Restrictions Post-Employment
[May 2023] Most obligations under the Executive Branch Ethics Act end with the termination of university employment with two exceptions. This includes (1) the information that we glean from our 绿奴天花板 official duties and (2) the other has to do with advice, assistance, and representation.
00:09
If an employee is about to retire or leave the university to take another job, does that mean that their Alaska Executive Branch Ethics Act obligations are complete at that point?
For the most part, yes. Bear in mind if you're going to work for another employer, that employer may have their own ethical obligations and in particular if you go to work for the State of Alaska you'll be bound by the same Executive Branch Ethics Act that governs us as 绿奴天花板 employees. But, for the most part, once we leave employment with the university we don't have to follow the EBEA anymore but with two exceptions. This includes (1) the information that we glean from our 绿奴天花板 official duties and (2) the other has to do with advice, assistance, and representation.
- Current and former employees have an obligation to continue keeping confidential that information that is confidential by law and also to refrain from using or disclosing any information that might have any benefit for myself or for an immediate family member. And those obligations still apply even after the employee leaves university employment. The obligation to keep confidential that information that is confidential by law is indefinite and permanent.
- For two years after leaving 绿奴天花板 employment employees cannot advise, assist, or represent someone on a matter that was under consideration by the administrative unit for which they worked, and in which they personally and substantially participated. This exception is temporary and it's also waivable and it doesn't really come up very often.
02:29
Examples of prohibited post-employment activity for a period of two years after you leave employment include:
- Employee is on a hiring committee; a dissatisfied job applicant is thinking about suing the university and wants to hire this employee to be a consultant.
- Employee was on the selection committee for a contract award or otherwise participated personally substantially in it; one of the people or businesses who put in a proposal that was not selected wants to pay the employee to be an expert witness.
- Employee was on a grade review committee; and the student wants to appeal that determination to Superior Court and wants to pay the employee to help write that appeal.

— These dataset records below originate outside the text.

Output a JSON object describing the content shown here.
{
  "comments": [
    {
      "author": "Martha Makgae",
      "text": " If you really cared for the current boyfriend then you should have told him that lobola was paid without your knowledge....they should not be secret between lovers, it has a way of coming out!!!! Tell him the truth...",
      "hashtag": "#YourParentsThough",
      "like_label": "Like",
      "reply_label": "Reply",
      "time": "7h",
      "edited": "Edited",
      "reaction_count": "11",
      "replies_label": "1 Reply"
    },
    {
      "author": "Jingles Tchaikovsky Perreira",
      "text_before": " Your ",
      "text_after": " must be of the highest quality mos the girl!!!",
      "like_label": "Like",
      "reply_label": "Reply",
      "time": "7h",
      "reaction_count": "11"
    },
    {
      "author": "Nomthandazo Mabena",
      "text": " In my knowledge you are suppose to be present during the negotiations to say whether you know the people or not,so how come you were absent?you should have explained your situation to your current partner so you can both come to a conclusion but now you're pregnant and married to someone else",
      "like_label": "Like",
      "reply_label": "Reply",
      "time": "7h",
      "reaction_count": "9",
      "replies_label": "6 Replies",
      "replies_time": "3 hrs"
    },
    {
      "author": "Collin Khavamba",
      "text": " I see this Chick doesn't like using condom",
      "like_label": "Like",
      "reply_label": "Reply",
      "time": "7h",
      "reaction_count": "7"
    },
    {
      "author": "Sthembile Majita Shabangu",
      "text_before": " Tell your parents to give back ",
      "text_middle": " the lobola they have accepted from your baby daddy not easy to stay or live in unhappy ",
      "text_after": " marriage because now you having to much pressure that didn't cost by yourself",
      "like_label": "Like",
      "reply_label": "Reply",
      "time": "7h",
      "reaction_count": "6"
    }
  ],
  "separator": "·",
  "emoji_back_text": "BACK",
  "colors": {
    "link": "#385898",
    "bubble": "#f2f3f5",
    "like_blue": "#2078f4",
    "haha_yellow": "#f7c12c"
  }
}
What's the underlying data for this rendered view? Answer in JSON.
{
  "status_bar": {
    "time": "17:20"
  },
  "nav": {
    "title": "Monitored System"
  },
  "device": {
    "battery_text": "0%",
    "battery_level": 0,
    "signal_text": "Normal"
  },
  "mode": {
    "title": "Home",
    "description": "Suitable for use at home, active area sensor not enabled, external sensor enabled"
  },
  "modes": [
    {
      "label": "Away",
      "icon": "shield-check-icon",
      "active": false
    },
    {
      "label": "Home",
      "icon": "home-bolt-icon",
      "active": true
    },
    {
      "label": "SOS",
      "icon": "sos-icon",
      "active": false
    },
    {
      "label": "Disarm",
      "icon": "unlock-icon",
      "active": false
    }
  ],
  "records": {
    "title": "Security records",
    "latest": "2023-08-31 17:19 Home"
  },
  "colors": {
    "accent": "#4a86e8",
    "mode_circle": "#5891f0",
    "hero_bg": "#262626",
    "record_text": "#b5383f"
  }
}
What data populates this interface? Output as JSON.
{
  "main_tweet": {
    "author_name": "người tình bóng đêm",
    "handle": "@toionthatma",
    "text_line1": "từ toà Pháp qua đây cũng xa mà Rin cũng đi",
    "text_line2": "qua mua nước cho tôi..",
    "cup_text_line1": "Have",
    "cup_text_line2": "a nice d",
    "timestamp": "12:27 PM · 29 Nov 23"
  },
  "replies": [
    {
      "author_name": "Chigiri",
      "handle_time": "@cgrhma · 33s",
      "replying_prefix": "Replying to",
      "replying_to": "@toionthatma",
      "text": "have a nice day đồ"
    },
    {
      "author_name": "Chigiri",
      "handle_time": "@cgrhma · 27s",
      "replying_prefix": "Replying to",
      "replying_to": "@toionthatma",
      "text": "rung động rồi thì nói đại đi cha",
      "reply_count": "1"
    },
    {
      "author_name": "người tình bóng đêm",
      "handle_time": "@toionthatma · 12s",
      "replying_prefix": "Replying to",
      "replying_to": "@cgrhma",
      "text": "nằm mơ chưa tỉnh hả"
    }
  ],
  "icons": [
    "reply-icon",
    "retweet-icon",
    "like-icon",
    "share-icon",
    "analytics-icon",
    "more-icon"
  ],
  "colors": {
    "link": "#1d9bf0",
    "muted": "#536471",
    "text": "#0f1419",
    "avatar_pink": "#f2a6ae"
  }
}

- Employee helped write a university regulation or a Regent's policy; outside employer wants to pay for employee鈥檚 help in lobbying the Board of Regents to change it.
03:37
This rule applies only if it is for compensation. Compensation is defined pretty broadly so it also includes travel reimbursement. But if it is something you are doing with no compensation at all then it is not a violation of the statute. But, with or without compensation, you still have the duty to respect the information limitations. So even if there's no compensation, you cannot disclose information that's confidential by law, or disclose or use information that could be of any benefit at all, whether financial or not, to yourself or a member of your immediate family.
04:15
The bar on assistance, advice, or representation only lasts for two years. As we discussed earlier, if you are, in the course of providing this advice or assistance, drawing on information that's confidential or that could benefit you or a family member and has not been publicly disseminated yet, that information protection obligation remains in place. The restriction that is specific to advice, assistance or representation for compensation is two years.
04:45
There's a specific provision in the statute that says that if it is the University that wants you to come back to work for them as a contractor, or maybe as an employee, then this prohibition doesn't apply. There are some wage and hour rules and retirement rules that might have limitations on how quickly you can do that but the ethical obligation doesn't apply if it's the same agency like the university that wants you to work on that issue.
If it would be to work for someone else under this provision rather than the university, the former employee can apply to the university president to waive the bar of that statute if the university president is convinced that it's not adverse to the public interest. That waiver has to be submitted to the Attorney General's office for approval.
For more information, contact the General Counsel鈥檚 office (907-450-8080) or the Attorney General's office (907-269-5100).
鈥淐ompliance Chat鈥 videos are informal conversations where Senior Institutional Compliance Liaison Mary Gower meets with subject matter experts covering frequently asked compliance questions and issues in quick, bite-sized clips.